Sand Lilies and Excavators
I am walking in an undeveloped area near my home. Original nature is still evident here through stands of bunch grass and wildflowers, bitterbrush and sage, ponderosa pine and juniper. This spring, the sand lily (Leucocrinum montanum) is especially profuse, dotting the landscape with clusters of exquisite white stars cradled in nests of green basal rosettes.
On the the other side of a high basalt outcrop rising above the abundant bloom of lilies, huge excavators are bulldozing the ground, lifting and dropping boulders into a rock crusher, and spreading the resulting aggregate to prepare a road bed. All manner of yellow earth movers move tons of earth and stone.
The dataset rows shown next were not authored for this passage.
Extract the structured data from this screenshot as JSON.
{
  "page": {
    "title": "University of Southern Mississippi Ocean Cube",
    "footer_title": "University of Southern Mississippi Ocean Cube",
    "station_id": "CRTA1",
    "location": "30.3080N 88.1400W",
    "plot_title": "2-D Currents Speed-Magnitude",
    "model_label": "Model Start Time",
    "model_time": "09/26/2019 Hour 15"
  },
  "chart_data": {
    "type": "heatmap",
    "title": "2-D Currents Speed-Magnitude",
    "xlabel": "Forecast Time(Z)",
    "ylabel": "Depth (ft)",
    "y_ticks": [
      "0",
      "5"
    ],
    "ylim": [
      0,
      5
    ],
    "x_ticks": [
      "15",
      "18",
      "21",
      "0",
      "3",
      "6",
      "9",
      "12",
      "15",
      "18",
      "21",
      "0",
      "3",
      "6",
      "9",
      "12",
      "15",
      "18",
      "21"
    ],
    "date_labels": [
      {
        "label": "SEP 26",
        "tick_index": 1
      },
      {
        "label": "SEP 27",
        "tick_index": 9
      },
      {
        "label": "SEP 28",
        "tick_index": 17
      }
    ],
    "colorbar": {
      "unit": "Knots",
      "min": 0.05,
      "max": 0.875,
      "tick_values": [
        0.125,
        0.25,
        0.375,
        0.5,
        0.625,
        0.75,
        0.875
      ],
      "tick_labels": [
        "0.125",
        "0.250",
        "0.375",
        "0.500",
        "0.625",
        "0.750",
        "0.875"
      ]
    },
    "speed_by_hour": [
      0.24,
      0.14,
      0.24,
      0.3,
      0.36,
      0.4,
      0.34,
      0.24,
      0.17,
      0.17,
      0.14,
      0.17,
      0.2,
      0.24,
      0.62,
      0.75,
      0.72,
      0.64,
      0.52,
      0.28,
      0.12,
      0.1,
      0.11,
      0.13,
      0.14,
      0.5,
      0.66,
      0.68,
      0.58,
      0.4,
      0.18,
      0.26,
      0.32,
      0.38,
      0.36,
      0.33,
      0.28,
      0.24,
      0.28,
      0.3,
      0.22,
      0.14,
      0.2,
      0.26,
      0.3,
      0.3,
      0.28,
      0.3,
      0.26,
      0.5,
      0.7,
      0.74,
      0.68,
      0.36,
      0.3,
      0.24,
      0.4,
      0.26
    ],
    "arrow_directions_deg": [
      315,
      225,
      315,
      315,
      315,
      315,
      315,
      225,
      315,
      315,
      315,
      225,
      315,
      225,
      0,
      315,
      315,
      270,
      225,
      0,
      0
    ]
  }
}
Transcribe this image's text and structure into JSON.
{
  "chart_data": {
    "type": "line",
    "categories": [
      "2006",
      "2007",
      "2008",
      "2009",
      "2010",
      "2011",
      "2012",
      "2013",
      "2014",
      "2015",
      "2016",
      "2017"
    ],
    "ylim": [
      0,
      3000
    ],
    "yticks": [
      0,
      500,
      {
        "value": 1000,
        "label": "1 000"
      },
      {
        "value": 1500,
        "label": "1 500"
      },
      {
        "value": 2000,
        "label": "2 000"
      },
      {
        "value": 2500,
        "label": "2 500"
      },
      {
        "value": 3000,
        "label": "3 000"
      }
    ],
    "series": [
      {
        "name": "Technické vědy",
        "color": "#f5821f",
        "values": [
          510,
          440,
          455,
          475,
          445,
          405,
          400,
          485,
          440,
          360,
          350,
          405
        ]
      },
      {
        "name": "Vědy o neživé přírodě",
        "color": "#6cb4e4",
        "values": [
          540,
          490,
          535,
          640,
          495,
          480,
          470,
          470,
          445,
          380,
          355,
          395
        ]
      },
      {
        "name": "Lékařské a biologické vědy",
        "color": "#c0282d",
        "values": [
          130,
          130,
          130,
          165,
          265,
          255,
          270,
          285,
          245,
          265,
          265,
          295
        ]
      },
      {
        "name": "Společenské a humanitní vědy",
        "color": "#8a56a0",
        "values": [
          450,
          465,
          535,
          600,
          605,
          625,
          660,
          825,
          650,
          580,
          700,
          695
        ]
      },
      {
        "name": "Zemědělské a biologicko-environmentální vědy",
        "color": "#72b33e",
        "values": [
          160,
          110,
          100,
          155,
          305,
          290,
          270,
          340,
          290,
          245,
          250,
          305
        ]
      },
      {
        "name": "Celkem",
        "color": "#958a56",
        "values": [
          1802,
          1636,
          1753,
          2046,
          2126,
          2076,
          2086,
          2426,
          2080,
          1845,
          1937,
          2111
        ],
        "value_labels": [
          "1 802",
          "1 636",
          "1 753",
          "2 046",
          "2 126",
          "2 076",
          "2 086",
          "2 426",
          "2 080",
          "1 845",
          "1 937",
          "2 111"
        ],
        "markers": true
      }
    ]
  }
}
I can feel the the vibrations through the soles of my feet and to the foot of my soul. I ache for the removal of natural landscape to make way for growing population and traffic.
But the lilies seem unfazed. They bloom where they are and will not whine when the earth movers move them or crush them into nothing. A bird or the wind has already carried seeds far beyond this place where they will propagate again if conditions allow. I can enjoy the lilies now knowing they are already gone. The ideals I hold in my mind are already crushed into a road bed. This is similar to the meditative practice of arising and dissolving.
In Dzogchen, we are instructed to accomplish the extraordinary preliminary practice of Ngöndro and then learn to separate samsara and nirvana—to intentionally surface concepts and see where they abide. When we recognize there is no foundation for concepts, they naturally liberate or dissolve. With practice, this becomes inseparable from moment to moment awareness. We do not make excuses for human insensitivity towards the land, but it allows us to viscerally feel the effects of samsara (cyclic existence) in our own mind. We become the sand lily and bitterbrush under the wheels of so-called progress.
When I am aware of the formation of solid concepts, I experience an inner excavator trying to control, to obstruct the view of my mind’s true nature. I may complain—but that only confirms the obstruction. When the mind rests upon the wind, there is nothing to excavate because nothing is obscured. I am free to float on a breath of compassion, to land anywhere and grow with adaptability and resilience. It is the nature of nature to reclaim us one way or another.